Are TV viewers off the radar, since NBC's "The Voice" and ABC's "Dancing With the Stars" are on hiatus?
Ditto, NBC's "Revolution"?
Back to the order of business: the "Five-0" factor. Are fans staying away, because of Danno's negative notions about Hawaii? And what about Grace Park's "The View" appearance Monday morning, when she dissed surfing — and brought, auwe, faux lei to give the co-hosts (that sounds like a red flag!).
But I digress...
“Ke Koa (The Warrior),” the “Five-0” episode, garnered 9.48 million viewers with a 2.1 18 to 49 demo, squeaking by ABC’s “Castle,” which logged 8.91 million and a 2.0 demo. NBC’s “Deception” pulled in 3.30 million and a 1.3 18 to 49 demo.
The show was a blend of secrecy, with a thread of ohana loyalty, involving the murder of a figure from the lua community of cultural practioners of the art of Hawaiian martial arts, with a somewhat silly but entertaining subplot focuses on a private investigator hired by Steve McGarrett (Alex O’Loughlin) to document the doings of his mom Doris (Christine Lahti) — tied to that main magnet of secrecy.
I must say the episode was peopled with genuine talent, which was a treat — led by Treat Williams as the adorable p.i. enlisted by to trail mom McG; Jason Tam, our homegrown Broadway and TV star, as Eddie Thorne, a thug who is whacked with a ceramic gnome as he tries to elude the “Five-0” team (McG, with Scott Caan as “Danno” Williams), which winds up with a stellar interrogation scene of Tam in that gloomy, ill-lit captor quarters (played by the News Building); Joel de la Fuente as Shane Kawano, who heads a secretive Hawaiian martial arts society of lua practioners; and Summer Glau as Maggie Hoapili, who, like her slain father, practiced the art of the lua, and demonstrates her savvy in the waterless indoor pool near the episode’s finale.

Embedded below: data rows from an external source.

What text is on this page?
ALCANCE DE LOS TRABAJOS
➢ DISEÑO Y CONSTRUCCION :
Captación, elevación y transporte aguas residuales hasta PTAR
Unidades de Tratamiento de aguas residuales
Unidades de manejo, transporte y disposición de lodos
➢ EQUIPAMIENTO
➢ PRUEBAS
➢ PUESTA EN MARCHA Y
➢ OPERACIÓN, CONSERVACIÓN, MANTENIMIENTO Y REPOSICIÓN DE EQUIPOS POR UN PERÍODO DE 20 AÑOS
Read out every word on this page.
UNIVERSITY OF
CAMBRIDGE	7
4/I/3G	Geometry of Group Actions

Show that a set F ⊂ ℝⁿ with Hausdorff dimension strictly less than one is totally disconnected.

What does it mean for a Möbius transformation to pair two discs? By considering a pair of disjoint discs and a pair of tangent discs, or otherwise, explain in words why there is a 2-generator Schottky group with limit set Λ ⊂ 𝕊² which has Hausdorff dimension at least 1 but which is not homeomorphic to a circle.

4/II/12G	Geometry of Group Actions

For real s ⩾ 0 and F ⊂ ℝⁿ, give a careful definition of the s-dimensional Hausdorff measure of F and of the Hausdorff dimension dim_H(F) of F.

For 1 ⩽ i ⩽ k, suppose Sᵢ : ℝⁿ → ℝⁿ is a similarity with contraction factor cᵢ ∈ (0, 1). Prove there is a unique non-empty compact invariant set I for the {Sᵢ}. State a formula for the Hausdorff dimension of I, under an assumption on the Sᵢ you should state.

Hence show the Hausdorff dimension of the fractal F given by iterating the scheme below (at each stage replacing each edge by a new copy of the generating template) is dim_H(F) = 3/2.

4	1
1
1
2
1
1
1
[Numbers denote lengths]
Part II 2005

(FYI: Lua, in this case, is that secret cultural strain of practitioners of the ancient Hawaiian fight form. Definitely not lua, the toilet).
Taylor Wily as Kamekona and his shrimp truck had ample screen time, too; here, his presence was vital, since he had info that McG and Danno had, though — again, a kind of secret move — the sumotori-built Kamekona had to be trailed to get that lead.
While it was pleasant and joyful to watch a seasoned film vet like Williams appear in a sappy role that came, presumably, with vacation time off, his Hollywood veneer provide a warm glow his scenes with Lahti — in the market, over lunch, at the door of the McG home. Seems like a hana hou is in store, since he’s smitten with her, or is it vice versa?
Oh, the hot bod in the opening sequence was that of Christopher DiPrete, a Kaneohe model-performer. If “Five-0” ever investigates a “Magic Mike”-like male stripper storyline, he’d be a wise choice for a comeback.